Namun, pak Wanto memilih bungkam, dan selanjutnya, terorr itu mulai membuat bu Robiah kehilangan akalnya. Sa’Diah masih ingat, bagaimana akhirnya ibunya mulai kehilangan akal sehatnya saat mulai menangis.


Safi hanya mendengarkan, sementara sa’Diah seolah bingung apakah ia harus melanjutkan ceritanya.


Sampai akhirnya kalimat itu terucap.


“Mari Rina, Yuni sing bakal nampani duso bapakmu, baru mari iku, awakmu ndok” (setelah Rina, yuni yang akan menerima dosanya, baru setelah itu kamu yang akan menanggungnya).


Sa’Diah adalah salah satu gadis primadona kampung ini, namun tidak ada yang menyangka ia memiliki garis nasib yang sial.
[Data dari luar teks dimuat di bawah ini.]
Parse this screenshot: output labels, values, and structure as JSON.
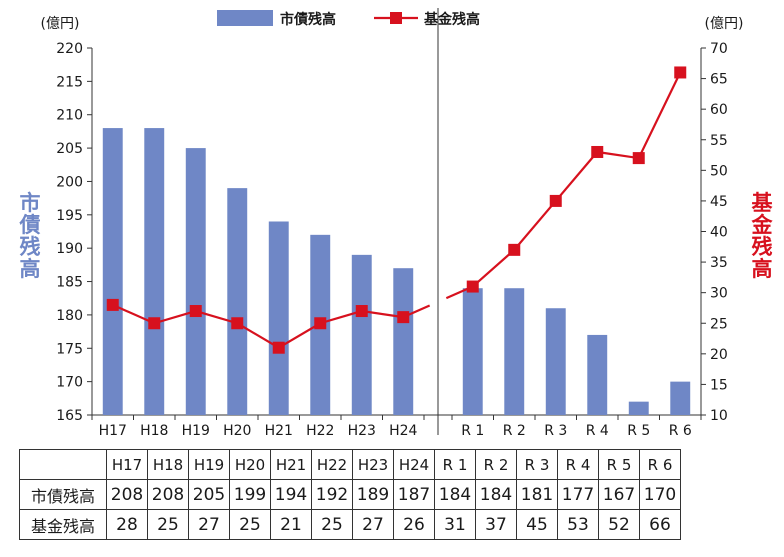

Meski begitu, ia tahu, mbah Safi masih menyembunyikan banyak hal, namun entah apa yang di sembunyikan sepertinya menyangkut misteri tentang bapaknya


“Kulo kudu yok nopo mbah?” (saya harus apa mbah?)


Ia menatap wanita tua yang tampak salah tingkah, seperti dugaan sa’Diah ada rahasia yang di sembunyikan, maka mbah Safi mengatakanya hari itu juga.


“Petangbelas dino tekan sak iki, mbalik’o mrene, aku onok seng arep tak kek’no” (Empat belas hari dari hari ini, kamu kembali lagi kesini, ada sesuatu yang harus ku berikan)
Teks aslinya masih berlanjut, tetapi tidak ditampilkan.